ISLAMABAD: Farms in Punjab and Sindh provinces have almost completed the current year’s wheat sowing campaign but crop planting in Khyber Pakhtunkhwa and Baluchistan has been lagging as these two provinces received scant rainfall.
A meeting of wheat review committee to assess the crop sowing position of 2021-2022 season on Friday observed that availability of water, high urea prices are major challenges being faced by the farmers during cultivation of key crop.
Syed Fakhar Imam, minister for National Food Security and Research, chaired the committee meeting.
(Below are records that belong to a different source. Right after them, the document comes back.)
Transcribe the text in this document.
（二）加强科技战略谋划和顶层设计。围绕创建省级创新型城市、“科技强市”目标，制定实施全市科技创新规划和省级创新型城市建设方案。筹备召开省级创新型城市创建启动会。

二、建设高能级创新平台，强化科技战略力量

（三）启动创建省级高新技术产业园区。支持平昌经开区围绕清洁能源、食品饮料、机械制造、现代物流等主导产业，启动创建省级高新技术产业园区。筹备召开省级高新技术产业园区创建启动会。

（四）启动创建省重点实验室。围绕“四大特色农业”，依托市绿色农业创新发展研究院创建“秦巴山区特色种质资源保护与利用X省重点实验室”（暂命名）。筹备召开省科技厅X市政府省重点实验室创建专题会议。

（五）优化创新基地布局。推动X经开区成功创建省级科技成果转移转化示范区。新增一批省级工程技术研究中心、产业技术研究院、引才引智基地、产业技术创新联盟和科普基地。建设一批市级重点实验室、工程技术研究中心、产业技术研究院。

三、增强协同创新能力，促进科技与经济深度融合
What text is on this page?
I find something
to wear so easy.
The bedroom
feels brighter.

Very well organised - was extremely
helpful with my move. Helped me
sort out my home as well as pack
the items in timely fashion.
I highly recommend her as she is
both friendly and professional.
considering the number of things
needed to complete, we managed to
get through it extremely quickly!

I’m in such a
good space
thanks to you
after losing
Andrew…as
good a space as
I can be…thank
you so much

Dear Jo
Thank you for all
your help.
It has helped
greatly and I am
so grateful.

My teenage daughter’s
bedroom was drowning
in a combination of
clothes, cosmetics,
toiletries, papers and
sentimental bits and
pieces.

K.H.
Provincial counterparts and senior officials also attended the meeting to monitor the ongoing sowing of wheat crop in the country.
The government with the consultation of provincial governments had fixed the wheat production target at 28.89 million tons for 2021-22 against last year’s production of 27.5 million tons.
Wheat crop in Pakistan contributes 1.8 percent to the country’s GDP and accounts for 9.2 percent of the value-added in agriculture sector.
“The sowing period is the most critical period for a wheat crop and any issues arising should be catered to timely in order to stay on track,” minister Imam said.
He added that previously wheat review committee held twice a year but “now due to extraordinary focus of the current government on agriculture, regular monitoring is being done through weekly meetings”.
Punjab agriculture official said the province will achieve its sowing target, “as it stands at 99 percent (or 16.575 million acres) sowing against the revised target of 16.67 million acres”.
He said water availability is an on-going limiting factor but the Punjab government is working on improving its track and trace system for seeds.
The official further said the provincial government conducted numerous seminars to create awareness in addition with partnering with five agricultural universities of Punjab to mobilize 3,000 agricultural students in ensuring proper sowing of wheat seeds.
Agriculture official from Sindh said the province stands at 98 percent of the assigned wheat sowing target of 2.99 million acres.
Khyber Pakhtunkhwa stands at 85 percent of the assigned target area at 1.89 million acres. Similarly, Balochistan stands at 80 percent of the assigned target area at 1.1 million acres.
Officials from KP and Balochistan pointed out the meeting that less rainfall may adversely affect the overall sowing area in both the provinces.
It was a general consensus in the meeting that certified seed was adequately available.
However, high prices and unavailability of urea was considered an on-going challenge. The meeting observed that the high price of DAP has also resulted in its overall lower usage.